Obama is looking for common ground on boosting the troubled economy, and the two leaders are likely to discuss the differing approaches of the US and most of Europe, a topic that will feature prominently at the July summit of the Group of Eight leading industrial nations in L'Aquila, the Apennine mountain town that was devastated by an earthquake this spring.
"I think (Obama) will want to encourage as much conversation and public statements as possible about strong U.S.-European cooperation to ensure quick recovery of the economy," said Heather Conley, director of the Center for Strategic and International Studies' Europe Program.
The two also are meeting hours after the European Union agreed to let individual EU nations take detainees from the Guantanamo prison in Cuba. A Berlusconi aide, speaking on condition of anonymity, said Monday that the premier would be open to take in at least three detainees.
The leaders offer a striking contrast: Berlusconi, a media mogul and one of Italy's richest men, has been plagued by criminal trials, conflict-of-interest accusations, tawdry scandals and headline-making gaffes that have drawn scorn from other countries but have done little to lower his high popularity rating at home.
Among other unguarded comments, Berlusconi made headlines shortly after the US presidential election when he said Obama is "young, he's handsome and he even has a good tan," but has traditionally entertained very friendly relations with the US.
Obama, on the other hand, is a young, dynamic president with a squeaky-clean family image and a reputation for phenomenal self-control, hence his nickname, "No Drama Obama." He is much admired abroad, especially in Western Europe.
The meeting is important for Berlusconi, who is seeking to establish a personal relationship with the young, popular president akin to the one he had with Obama's predecessor, President George W Bush.
The premier arrived late on Sunday and went straight to his hotel without making any statements to the press. He spent Monday morning working in his room and preparing for the meeting.
Berlusconi also must show Italians and the world that he is a statesman capable of pushing his country's interests as well as those of the G-8 nations.
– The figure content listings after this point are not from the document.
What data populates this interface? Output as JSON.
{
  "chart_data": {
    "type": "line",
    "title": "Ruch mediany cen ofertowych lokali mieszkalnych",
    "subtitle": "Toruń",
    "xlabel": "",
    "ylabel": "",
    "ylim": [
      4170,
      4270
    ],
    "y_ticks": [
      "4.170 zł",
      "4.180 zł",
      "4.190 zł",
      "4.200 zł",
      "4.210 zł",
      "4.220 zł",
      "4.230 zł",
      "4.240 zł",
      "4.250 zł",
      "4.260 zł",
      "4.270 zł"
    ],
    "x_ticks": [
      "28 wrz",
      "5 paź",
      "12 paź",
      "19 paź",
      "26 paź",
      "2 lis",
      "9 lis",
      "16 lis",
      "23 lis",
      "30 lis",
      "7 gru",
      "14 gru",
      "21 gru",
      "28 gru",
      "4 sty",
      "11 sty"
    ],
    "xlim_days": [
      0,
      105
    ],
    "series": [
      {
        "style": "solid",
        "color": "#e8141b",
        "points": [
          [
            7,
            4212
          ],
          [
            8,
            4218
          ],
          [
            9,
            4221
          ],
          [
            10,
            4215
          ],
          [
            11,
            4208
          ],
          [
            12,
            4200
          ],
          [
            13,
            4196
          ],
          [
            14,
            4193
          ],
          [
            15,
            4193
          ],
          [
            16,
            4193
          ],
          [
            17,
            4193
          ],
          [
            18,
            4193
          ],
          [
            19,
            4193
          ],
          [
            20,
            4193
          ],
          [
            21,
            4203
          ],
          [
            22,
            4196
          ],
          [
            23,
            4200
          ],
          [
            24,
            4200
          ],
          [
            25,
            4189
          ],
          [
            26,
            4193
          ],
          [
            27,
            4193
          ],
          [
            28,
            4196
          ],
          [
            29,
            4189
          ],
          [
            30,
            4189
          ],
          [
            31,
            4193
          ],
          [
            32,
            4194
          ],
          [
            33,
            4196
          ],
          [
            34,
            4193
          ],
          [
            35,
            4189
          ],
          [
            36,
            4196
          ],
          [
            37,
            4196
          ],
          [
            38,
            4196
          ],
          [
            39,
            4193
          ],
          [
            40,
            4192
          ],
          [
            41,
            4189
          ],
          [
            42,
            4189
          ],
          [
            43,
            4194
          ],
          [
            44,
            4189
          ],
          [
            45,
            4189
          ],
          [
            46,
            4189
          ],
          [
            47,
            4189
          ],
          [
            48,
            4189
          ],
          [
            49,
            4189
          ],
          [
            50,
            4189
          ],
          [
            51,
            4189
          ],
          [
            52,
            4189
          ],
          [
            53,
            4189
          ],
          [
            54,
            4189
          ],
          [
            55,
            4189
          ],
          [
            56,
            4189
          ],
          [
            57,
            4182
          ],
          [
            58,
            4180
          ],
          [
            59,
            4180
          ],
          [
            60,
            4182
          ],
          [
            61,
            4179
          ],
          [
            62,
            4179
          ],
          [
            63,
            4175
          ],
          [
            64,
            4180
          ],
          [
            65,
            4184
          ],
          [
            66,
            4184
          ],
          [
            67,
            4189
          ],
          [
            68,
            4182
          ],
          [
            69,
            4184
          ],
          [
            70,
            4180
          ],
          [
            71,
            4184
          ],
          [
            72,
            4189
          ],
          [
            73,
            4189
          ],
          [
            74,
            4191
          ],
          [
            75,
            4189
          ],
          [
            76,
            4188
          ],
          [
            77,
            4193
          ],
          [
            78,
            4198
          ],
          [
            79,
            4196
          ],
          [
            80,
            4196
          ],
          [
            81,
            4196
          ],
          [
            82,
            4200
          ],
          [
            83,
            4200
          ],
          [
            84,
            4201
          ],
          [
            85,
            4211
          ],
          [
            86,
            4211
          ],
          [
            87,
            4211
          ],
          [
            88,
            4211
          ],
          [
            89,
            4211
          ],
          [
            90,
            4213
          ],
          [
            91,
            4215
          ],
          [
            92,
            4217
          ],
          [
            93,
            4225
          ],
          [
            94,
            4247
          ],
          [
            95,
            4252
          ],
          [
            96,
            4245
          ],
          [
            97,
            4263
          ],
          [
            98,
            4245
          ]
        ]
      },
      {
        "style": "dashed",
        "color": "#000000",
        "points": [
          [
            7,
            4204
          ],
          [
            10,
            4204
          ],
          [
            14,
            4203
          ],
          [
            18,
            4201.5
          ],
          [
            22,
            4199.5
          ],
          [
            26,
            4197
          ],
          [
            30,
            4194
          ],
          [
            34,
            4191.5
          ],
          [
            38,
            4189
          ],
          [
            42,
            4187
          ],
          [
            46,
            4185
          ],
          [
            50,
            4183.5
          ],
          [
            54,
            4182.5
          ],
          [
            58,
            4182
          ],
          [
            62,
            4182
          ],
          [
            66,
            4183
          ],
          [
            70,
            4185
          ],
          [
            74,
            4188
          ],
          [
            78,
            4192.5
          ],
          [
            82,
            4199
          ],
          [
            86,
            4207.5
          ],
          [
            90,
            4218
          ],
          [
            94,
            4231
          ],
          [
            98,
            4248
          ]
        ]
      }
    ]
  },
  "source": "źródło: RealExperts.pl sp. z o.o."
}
His office points out that Berlusconi is the second EU leader after British Prime Minister Gordon Brown to be received at the White House by Obama.
"Berlusconi has to show the world after all his antics of the past month-and-a-half that he is a world-class statesman and not an aging clown," said James Walston, a political science professor at the American University of Rome. "And he must be careful not to just drop bricks."
His trip to Washington follows suggestions from Berlusconi's wife, Veronica Lario, last month that the 72-year-old premier had an inappropriate relationship with 18-year-old Noemi Letizia. Lario cited Berlusconi's presence at Letizia's birthday party in announcing she was divorcing him.
Berlusconi has denied there was anything improper about his relationship with the teenager, who he has said is the daughter of an old friend from political circles. He has said he was victim of a slander campaign by the opposition ahead of last weekend's European Parliament elections.
While the Italian public was riveted, the scandal had no impact on Berlusconi's political career at home, as his People's Freedom Party won the European elections hands down over the center-left Democratic Party.
But it played big abroad and won him condemnation in newspaper opinion pieces in many countries.
Berlusconi's meeting with Obama and the upcoming G-8 meeting in L'Aquila mark opportunities for the aging premier to be relevant.
On the economy, the United States and Britain favor staying committed to free-spending measures to jolt the economy, but several continental European countries and Canada want unwinding those measures to be the main topic of conversation. Italy has not taken a position, choosing to remain neutral.
The two also are expected to discuss the situation in the Middle East, Afghanistan, where Italy has about 2,800 troops and Iran, the premier's office said.
The Berlusconi aide said the premier is considering temporarily sending more than 500 police officers, troops, police instructors and pilots to Afghanistan to bolster its contingent there in the run-up to the August 20 election.